LOS ANGELES -- Barry Diller's resignation from Fox Inc. stunned Hollywood's creative community, including some of the TV producers and filmmakers responsible for the studio's biggest recent successes.
Mr. Diller announced his resignation Monday.
"I'm shocked," Keenan Ivory Wayans, creator and executive producer of "In Living Color," said in a statement.
"Everyone I've talked to at the studio says it comes as a complete surprise," said Matt Groening, creator and executive producer of "The Simpsons."
"The very thought of Barry leaving Fox is mind-boggling!" Aaron Spelling said in a statement. Mr. Spelling, producer of Fox's "Beverly Hills 90210," has known Mr. Diller since the Fox Inc. chairman was an ABC executive in the late 1960s and early 1970s.
During his 7 1/2 -year tenure at Fox, whose affiliates include Channel 45 in Baltimore, Mr. Diller developed a reputation as an old-style Hollywood boss -- a volatile, opinionated, activist executive who personally supervised the most minute details of studio operations.
"It was always a pleasure to me to see these Hollywood sharks cower in front of this man," Mr. Groening said. "He definitely had a vision and he never doubted himself. . . . You never saw fear in his eyes at all."
John Hughes, whose first film for Fox, "Home Alone," is the top-grossing movie comedy of all time, described Mr. Diller as a "a tough guy, but you knew where you stood . . .
"I liked Barry, because he was strong, he had good ideas, he was bold, he made big moves," Mr. Hughes said from his Chicago office.
"He's not an ex-attorney making deals: he's a guy who had some vision. He said he was going to create a network and he did, and the network has a stronger point of view than any other."

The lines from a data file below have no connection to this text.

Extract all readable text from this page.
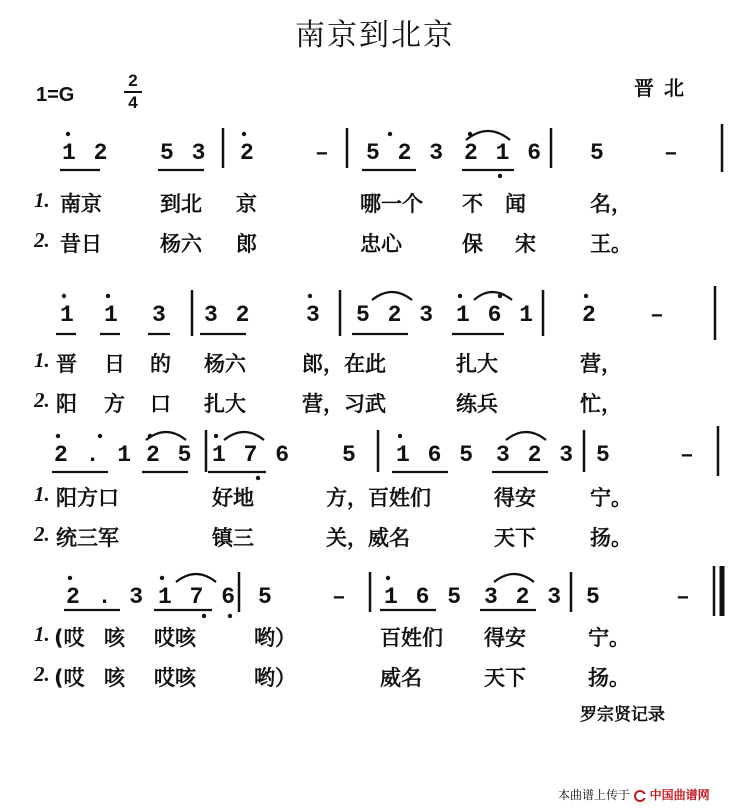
南京到北京
1=G
2
4
晋北
1 2 5 3 2	– 5 2 3 2 1 6 5	–
1. 南京	到北 京	哪一个 不 闻	名，
2. 昔日	杨六 郎	忠心	保 宋	王。
1 1 3 3 2 3 5 2 3 1 6 1 2 –
1. 晋 日 的 杨六	郎，在此	扎大	营，
2. 阳 方 口 扎大	营，习武	练兵	忙，
2 . 1 2 5 1 7 6 5 1 6 5 3 2 3 5	–
1. 阳方口	好地	方，百姓们	得安	宁。
2. 统三军	镇三	关，威名	天下	扬。
2 . 3 1 7 6 5	– 1 6 5 3 2 3 5	–
1. (哎 咳 哎咳	哟）	百姓们 得安	宁。
2. (哎 咳 哎咳	哟）	威名	天下	扬。
罗宗贤记录
本曲谱上传于 中国曲谱网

Mr. Diller has been among the most publicly visible of the top studio executives. Stories abound of his unexpected presence -- at a small, closed-circuit media telecast of the premiere of Joan Rivers' late-night show on Fox, in the Green Room where guests waited to appear on subsequent broadcasts or at Fox press parties.
Last year, he was seen storming out of the Emmy press room during stand-up comic Gilbert Gottfried's off-color (and subsequently edited) routine.

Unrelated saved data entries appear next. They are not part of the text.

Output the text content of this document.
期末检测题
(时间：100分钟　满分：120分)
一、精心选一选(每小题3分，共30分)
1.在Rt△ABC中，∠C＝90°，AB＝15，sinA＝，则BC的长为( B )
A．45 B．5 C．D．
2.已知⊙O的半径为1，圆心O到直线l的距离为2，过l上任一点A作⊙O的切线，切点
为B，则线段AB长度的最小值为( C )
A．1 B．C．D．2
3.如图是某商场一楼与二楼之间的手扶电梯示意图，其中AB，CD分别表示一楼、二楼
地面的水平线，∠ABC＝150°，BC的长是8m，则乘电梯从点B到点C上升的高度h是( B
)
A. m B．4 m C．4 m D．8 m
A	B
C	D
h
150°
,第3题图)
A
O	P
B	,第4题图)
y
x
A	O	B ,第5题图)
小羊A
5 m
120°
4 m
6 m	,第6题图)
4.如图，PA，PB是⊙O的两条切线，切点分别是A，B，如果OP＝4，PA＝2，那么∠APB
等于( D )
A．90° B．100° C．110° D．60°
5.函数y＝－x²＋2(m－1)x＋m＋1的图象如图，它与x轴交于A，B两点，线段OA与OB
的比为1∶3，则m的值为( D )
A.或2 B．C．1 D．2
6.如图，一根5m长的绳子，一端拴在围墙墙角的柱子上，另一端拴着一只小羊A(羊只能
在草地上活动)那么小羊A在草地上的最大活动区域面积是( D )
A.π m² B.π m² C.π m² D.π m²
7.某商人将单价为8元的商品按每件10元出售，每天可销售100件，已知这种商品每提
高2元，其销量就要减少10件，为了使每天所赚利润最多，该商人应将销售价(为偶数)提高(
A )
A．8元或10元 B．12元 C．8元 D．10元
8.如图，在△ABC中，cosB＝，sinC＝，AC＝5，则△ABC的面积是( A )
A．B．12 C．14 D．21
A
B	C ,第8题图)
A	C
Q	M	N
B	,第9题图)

But beyond his outbursts, Mr. Diller became known as a studio head who was aware and accessible.
"What was great about him is that of all the executives I ever dealt with, he was the one who called back the quickest if there was ever a problem," said Mr. Groening.

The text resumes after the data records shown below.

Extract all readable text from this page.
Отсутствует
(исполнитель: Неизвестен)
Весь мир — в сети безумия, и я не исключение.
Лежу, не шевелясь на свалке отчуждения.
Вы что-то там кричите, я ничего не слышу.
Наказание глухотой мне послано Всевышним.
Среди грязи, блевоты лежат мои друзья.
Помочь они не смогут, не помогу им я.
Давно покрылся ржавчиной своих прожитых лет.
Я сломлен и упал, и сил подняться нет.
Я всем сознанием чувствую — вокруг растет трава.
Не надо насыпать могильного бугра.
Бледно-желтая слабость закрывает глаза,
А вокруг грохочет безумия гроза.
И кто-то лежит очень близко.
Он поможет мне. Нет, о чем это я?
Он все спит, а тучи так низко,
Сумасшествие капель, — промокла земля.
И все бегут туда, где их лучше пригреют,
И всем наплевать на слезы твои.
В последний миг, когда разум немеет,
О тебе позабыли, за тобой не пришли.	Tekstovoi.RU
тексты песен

"If you couldn't get him on the phone, you could always run over to the commissary -- he was there every day -- and get a decision, a reaction."
Mr. Groening recalled a meeting with Mr. Diller about "The Simpsons" production staff's one major grievance -- the decision to move the series from Sunday to Thursday nights. "He explained why it was in Fox's best interest, and we tried to convince him otherwise," Mr. Groening said.
Mr. Groening still feels the move was a mistake, but on Monday he sounded sorry to see Mr. Diller go.
"Diller left a very personal mark on Fox," Mr. Groening said. "Whatever it's going to be, it'll be different."